Répression de l'opposition biélorusse en Lituanie: la CPI enquête

Le parquet de la Cour pénale internationale (CPI) a annoncé jeudi avoir ouvert une enquête sur des crimes contre l'humanité présumés commis par les autorités biélorusses en Lituanie contre des figures de l'opposition.

Ce pays balte est devenu un refuge pour des dizaines de milliers de Biélorusses ayant fui leur pays après la répression violente des manifestations de 2020 contre le président Alexandre Loukachenko par les autorités de Minsk.

En septembre 2024, la Lituanie a exhorté la CPI, basée à La Haye, d'ouvrir une enquête, affirmant que certains des crimes présumés avaient été commis sur son territoire.

Le Bureau du Procureur de la CPI a annoncé jeudi avoir trouvé "des motifs raisonnables de croire que des crimes relevant de la compétence de la Cour ont été commis".

Les crimes présumés faisant l'objet de l'enquête comprennent la déportation et la persécution par la déportation et ont été commis "au moins en partie sur le territoire lituanien", a précisé le Bureau du Procureur.

"Il existe des motifs raisonnables de croire que ces crimes ont été commis dans le cadre d'une attaque généralisée et systématique contre la population civile", a souligné le Procureur.
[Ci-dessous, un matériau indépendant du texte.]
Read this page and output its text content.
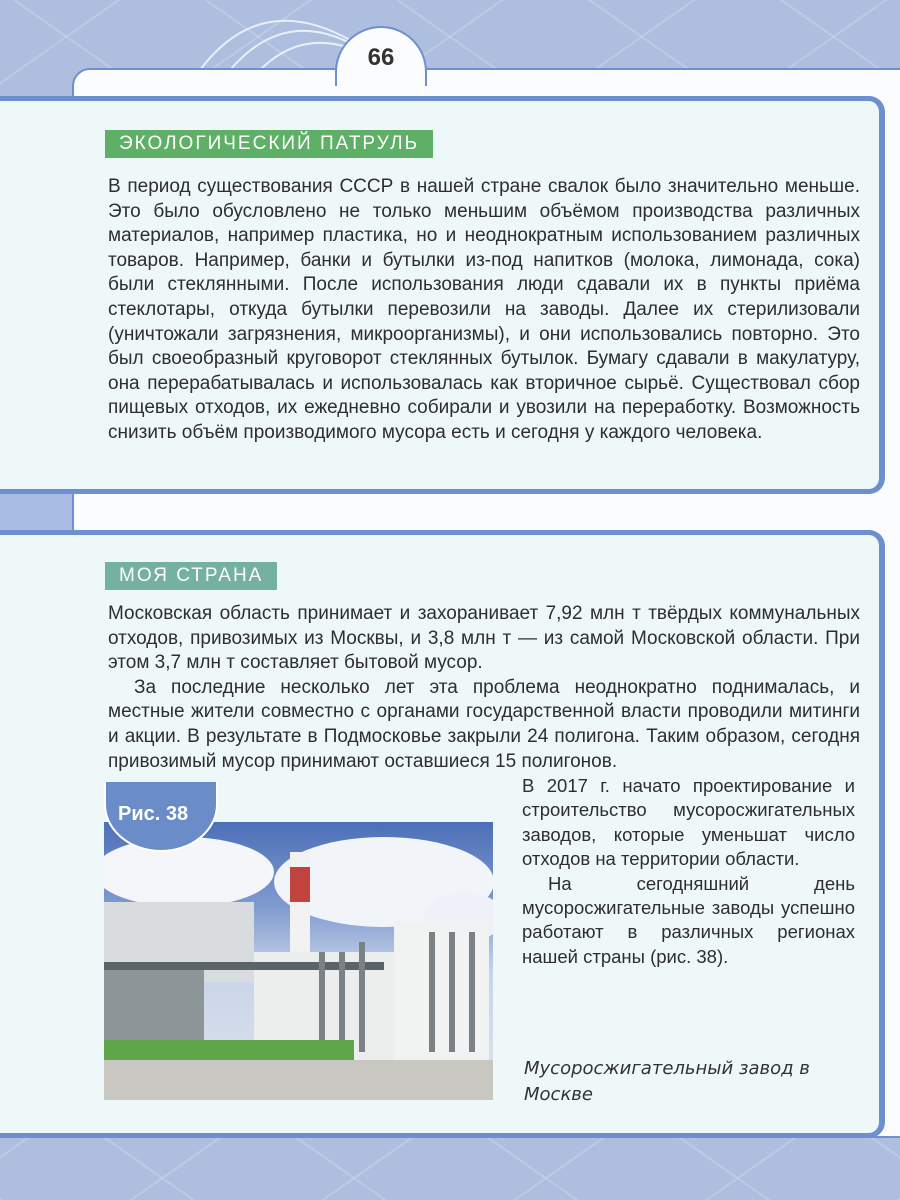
66
ЭКОЛОГИЧЕСКИЙ ПАТРУЛЬ

В период существования СССР в нашей стране свалок было значительно меньше. Это было обусловлено не только меньшим объёмом производства различных материалов, например пластика, но и неоднократным использованием различных товаров. Например, банки и бутылки из-под напитков (молока, лимонада, сока) были стеклянными. После использования люди сдавали их в пункты приёма стеклотары, откуда бутылки перевозили на заводы. Далее их стерилизовали (уничтожали загрязнения, микроорганизмы), и они использовались повторно. Это был своеобразный круговорот стеклянных бутылок. Бумагу сдавали в макулатуру, она перерабатывалась и использовалась как вторичное сырьё. Существовал сбор пищевых отходов, их ежедневно собирали и увозили на переработку. Возможность снизить объём производимого мусора есть и сегодня у каждого человека.

МОЯ СТРАНА

Московская область принимает и захоранивает 7,92 млн т твёрдых коммунальных отходов, привозимых из Москвы, и 3,8 млн т — из самой Московской области. При этом 3,7 млн т составляет бытовой мусор.

За последние несколько лет эта проблема неоднократно поднималась, и местные жители совместно с органами государственной власти проводили митинги и акции. В результате в Подмосковье закрыли 24 полигона. Таким образом, сегодня привозимый мусор принимают оставшиеся 15 полигонов.

Рис. 38

В 2017 г. начато проектирование и строительство мусоросжигательных заводов, которые уменьшат число отходов на территории области.

На сегодняшний день мусоросжигательные заводы успешно работают в различных регионах нашей страны (рис. 38).

Мусоросжигательный завод в Москве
Le Bélarus expulse régulièrement des prisonniers politiques libérés, principalement vers la Lituanie, comme le lauréat du prix Nobel Ales Bialiatski en décembre.

Minsk a également tenté d'expulser l'opposant Mykola Statkevich vers la Lituanie en septembre, mais ce dernier a refusé de franchir la frontière et est retourné à pied au Bélarus, où il a été réincarcéré avant d'être libéré pour raisons de santé en février.

Des figures de l'opposition bélarusse en exil signalent régulièrement être menacées par les services de sécurité du KGB à Minsk lorsqu'elles se trouvent à l'étranger.

Selon l'organisation de défense des droits humains Viasna, le Bélarus compte 1.139 prisonniers politiques.

Le Bélarus n'est pas membre de la CPI et les crimes commis sur son territoire ne relèvent pas de la compétence de la Cour, contrairement aux crimes présumés commis en Lituanie.

La ministre lituanienne de la Justice de l'époque a dit s'attendre à ce que la CPI émette un mandat d'arrêt contre Loukachenko à l'issue de l'enquête.

Cela ne se produirait que si l'enquête du procureur révélait des motifs raisonnables de demander un mandat, lequel devrait alors être accordé par les juges de la CPI.